Il est bien fâcheux qu’on ne sache pas qui était ce Bagoas dont le nom, d’origine perse, signifie simplement qu’il était eunuque. Mais le changement qu’on lui promet dans sa personne est une allusion évidente au texte d’Isaïe[2], visant lui-même la grande transformation de l’avenir. D’après les Pharisiens, c’est le roi qu’ils annoncent, probablement par l’organe d’un d’entre eux, d’un prophète, qui fera ce miracle. Nous sommes donc ici en présence de la première tentative caractérisée en faveur d’un Messie personnel, encore à venir, mais désigné dans ses origines, et il est assez remarquable que cette origine est surtout marquée par la mère[3].

Cela se passait environ deux ans avant la naissance de Jésus (7 ou 6 avant J.-C.)[4].

Tant qu’Hérode vécut, toute agitation était condamnée d’avance. C’est parce qu’on le crut mort que des jeunes gens, excités par Judas et Matthias, docteurs de la loi en grand renom, se hasardèrent à décrocher l’aigle d’or placée au-dessus de la grande porte du temple. Cette audace leur coûta cher ; ils furent brûlés vifs. D’ailleurs, ils n’avaient d’autre but que de protester contre ce qu’ils jugeaient une violation flagrante de la loi.

  1. Ant.
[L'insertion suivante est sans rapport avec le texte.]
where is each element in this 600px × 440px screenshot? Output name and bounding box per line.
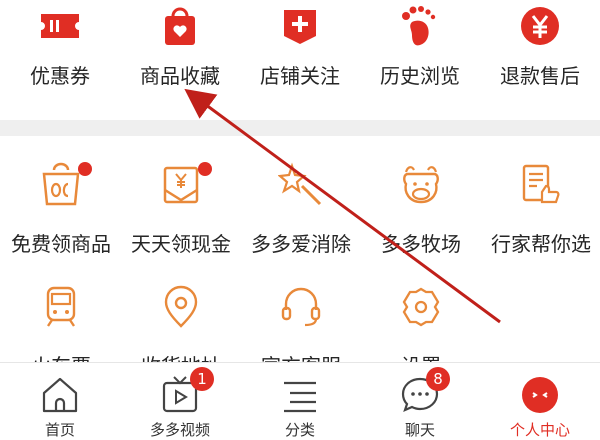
video-badge: 1 xyxy=(190,367,214,391)
location-pin-icon xyxy=(158,284,204,330)
tab-video[interactable]: 1 多多视频 xyxy=(120,363,240,440)
history-shortcut[interactable]: 历史浏览 xyxy=(360,0,480,110)
new-dot xyxy=(78,162,92,176)
favorites-shortcut[interactable]: 商品收藏 xyxy=(120,0,240,110)
coupons-shortcut[interactable]: 优惠券 xyxy=(0,0,120,110)
yen-coin-icon xyxy=(518,4,562,48)
thumbs-up-doc-icon xyxy=(518,162,564,208)
tab-category-label: 分类 xyxy=(284,421,315,439)
tools-grid: 免费领商品 天天领现金 多多爱消除 多多牧场 行家帮你选 xyxy=(0,136,600,364)
followed-stores-label: 店铺关注 xyxy=(260,64,340,88)
chat-badge: 8 xyxy=(426,367,450,391)
daily-cash-item[interactable]: 天天领现金 xyxy=(120,136,242,256)
tab-video-label: 多多视频 xyxy=(149,421,210,439)
tab-profile[interactable]: 个人中心 xyxy=(480,363,600,440)
tab-profile-label: 个人中心 xyxy=(509,421,570,439)
match-game-label: 多多爱消除 xyxy=(251,232,351,256)
footprint-icon xyxy=(398,4,442,48)
shopping-bag-heart-icon xyxy=(158,4,202,48)
free-goods-item[interactable]: 免费领商品 xyxy=(0,136,122,256)
address-item[interactable]: 收货地址 xyxy=(120,258,242,364)
tab-category[interactable]: 分类 xyxy=(240,363,360,440)
home-icon xyxy=(40,375,80,415)
tab-chat[interactable]: 8 聊天 xyxy=(360,363,480,440)
headset-icon xyxy=(278,284,324,330)
expert-pick-label: 行家帮你选 xyxy=(491,232,591,256)
cow-icon xyxy=(398,162,444,208)
tab-home[interactable]: 首页 xyxy=(0,363,120,440)
store-plus-icon xyxy=(278,4,322,48)
history-label: 历史浏览 xyxy=(380,64,460,88)
free-goods-label: 免费领商品 xyxy=(11,232,111,256)
gear-icon xyxy=(398,284,444,330)
coupons-label: 优惠券 xyxy=(30,64,90,88)
settings-item[interactable]: 设置 xyxy=(360,258,482,364)
top-shortcut-row: 优惠券 商品收藏 店铺关注 历史浏览 退款售后 xyxy=(0,0,600,110)
favorites-label: 商品收藏 xyxy=(140,64,220,88)
bottom-tab-bar: 首页 1 多多视频 分类 8 聊天 个人中心 xyxy=(0,362,600,440)
customer-service-item[interactable]: 官方客服 xyxy=(240,258,362,364)
followed-stores-shortcut[interactable]: 店铺关注 xyxy=(240,0,360,110)
expert-pick-item[interactable]: 行家帮你选 xyxy=(480,136,600,256)
refund-shortcut[interactable]: 退款售后 xyxy=(480,0,600,110)
new-dot xyxy=(198,162,212,176)
profile-face-icon xyxy=(520,375,560,415)
daily-cash-label: 天天领现金 xyxy=(131,232,231,256)
list-icon xyxy=(280,375,320,415)
match-game-item[interactable]: 多多爱消除 xyxy=(240,136,362,256)
section-divider xyxy=(0,120,600,136)
train-tickets-item[interactable]: 火车票 xyxy=(0,258,122,364)
tab-chat-label: 聊天 xyxy=(404,421,435,439)
ticket-icon xyxy=(38,4,82,48)
refund-label: 退款售后 xyxy=(500,64,580,88)
tab-home-label: 首页 xyxy=(44,421,75,439)
ranch-label: 多多牧场 xyxy=(381,232,461,256)
train-icon xyxy=(38,284,84,330)
star-wand-icon xyxy=(278,162,324,208)
ranch-item[interactable]: 多多牧场 xyxy=(360,136,482,256)
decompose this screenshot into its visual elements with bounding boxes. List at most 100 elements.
XVII, ii, 4.
  2. Is. lvi, 3-5, où il est seulement promis aux eunuques un nom qui vaudra mieux que des fils et des filles.
  3. Cette femme était d’une origine obscure, et Phéroras, frère d’Hérode, avait bravé sa colère en la préférant à une de ses filles. Peut-être essayait-on de la rattacher à la maison de David. On a un peu exagéré l’importance exclusive de la descendance par les mâles. On voit dans toute l’histoire d’Hérode quel avantage tiraient Alexandre et Aristobule, fils d’Hérode et de Mariamne, de descendre des Asmonéens par leur mère.
  4. Ce qui n’empêche pas que Jésus soit né durant le règne d’Hérode. On sait que la chronologie de l’ère chrétienne est en retard d’au moins quatre ans.